Historically, in tough economic times voters have felt the Democrats have better solutions to their problems. The new president does not have much of an economic background but he convinced the American voter that he knew what they were going through during these hard times and could "feel their pain" more than his Republican opponent.

Voters said the economy was the key issue of concern in the presidential campaign and Obama was their pick by a two to one margin to be the best person to solve our economic and financial problems. Analyst comments were that it was the economy that put Obama into the White House. And, not unlike the First One Hundred Days of Franklin Delano Roosevelt, the Obama administration will have to find answers and find them quickly to justify his election as our new president.

Obama will have to work closely with the new heavily controlled Democratic Congress to enact legislation to give the necessary regulatory powers to the federal government to try to make certain this type of economic meltdown will never happen again.

The new president who campaigned on "Change We Can Believe In" will now have to deliver and deliver quickly on how this change can correct the American economy that failed so badly in the last few months of the Bush Administration.

Along with the staggering goal of fixing our economy and ailing companies, the new president will also have to make good on his pledge to pull out American troops from Iraq without a complete collapse of the military and government in that war-torn nation.

President Obama will also have to follow through on his statements about shoring up America's and NATO's position in Afghanistan. He called for more U.S. troops to what he sees as the center of terrorism -- Afghanistan -- during the campaign.

And, he also promised universal health care to all Americans during his race for the White House. Where will the new president find the money and the will to bring about this promise he made to the American voter?

Not many presidents have come into office with so many major problems facing the country. Never in recent times has the U.S. economy, been in such peril. Never have we faced two wars and a war on terrorism at the same time.
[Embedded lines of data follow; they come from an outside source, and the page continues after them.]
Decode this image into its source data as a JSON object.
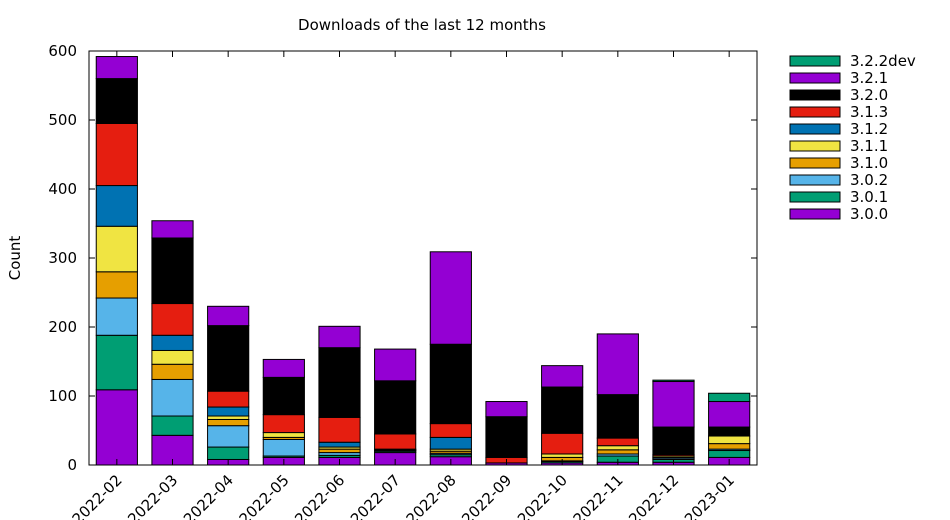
{
  "chart_data": {
    "type": "bar",
    "title": "Downloads of the last 12 months",
    "xlabel": "",
    "ylabel": "Count",
    "ylim": [
      0,
      600
    ],
    "yticks": [
      0,
      100,
      200,
      300,
      400,
      500,
      600
    ],
    "grid": false,
    "stacked": true,
    "legend_position": "right-outside",
    "categories": [
      "2022-02",
      "2022-03",
      "2022-04",
      "2022-05",
      "2022-06",
      "2022-07",
      "2022-08",
      "2022-09",
      "2022-10",
      "2022-11",
      "2022-12",
      "2023-01"
    ],
    "series": [
      {
        "name": "3.0.0",
        "color": "#9400d3",
        "values": [
          109,
          43,
          8,
          11,
          11,
          18,
          12,
          3,
          3,
          4,
          4,
          11
        ]
      },
      {
        "name": "3.0.1",
        "color": "#009e73",
        "values": [
          79,
          28,
          18,
          2,
          3,
          2,
          3,
          0,
          2,
          9,
          4,
          10
        ]
      },
      {
        "name": "3.0.2",
        "color": "#56b4e9",
        "values": [
          54,
          53,
          31,
          24,
          4,
          1,
          2,
          0,
          1,
          3,
          2,
          2
        ]
      },
      {
        "name": "3.1.0",
        "color": "#e69f00",
        "values": [
          38,
          22,
          9,
          3,
          5,
          1,
          3,
          0,
          5,
          6,
          1,
          8
        ]
      },
      {
        "name": "3.1.1",
        "color": "#f0e442",
        "values": [
          66,
          20,
          5,
          7,
          3,
          1,
          3,
          0,
          5,
          6,
          2,
          11
        ]
      },
      {
        "name": "3.1.2",
        "color": "#0072b2",
        "values": [
          59,
          22,
          13,
          0,
          7,
          0,
          17,
          0,
          0,
          0,
          0,
          0
        ]
      },
      {
        "name": "3.1.3",
        "color": "#e51e10",
        "values": [
          90,
          46,
          23,
          26,
          36,
          22,
          20,
          8,
          30,
          11,
          2,
          0
        ]
      },
      {
        "name": "3.2.0",
        "color": "#000000",
        "values": [
          65,
          95,
          95,
          54,
          101,
          77,
          115,
          59,
          67,
          63,
          40,
          13
        ]
      },
      {
        "name": "3.2.1",
        "color": "#9400d3",
        "values": [
          32,
          25,
          28,
          26,
          31,
          46,
          134,
          22,
          31,
          88,
          66,
          37
        ]
      },
      {
        "name": "3.2.2dev",
        "color": "#009e73",
        "values": [
          0,
          0,
          0,
          0,
          0,
          0,
          0,
          0,
          0,
          0,
          2,
          12
        ]
      }
    ]
  }
}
President Obama and Vice-President Biden will have their hands full, to say the least. They have the good will and backing of the American people and of people around the world who are glad that America has a new president who is not named George W. Bush.

President Obama ran a remarkable, skillful and, in the end, a winning campaign. It is now time to put his talents to work running the American government. Let us hope our faith in him was not mistaken and he can rise to the situation as well as Frankin D. Roosevelt did during the Depression.

As President Obama has stated, it is time to put partisanship behind and rebuild America -- Democrats, Republicans and Independents -- all working together.

Yes, we can. Let us hope that this is more than just a campaign slogan!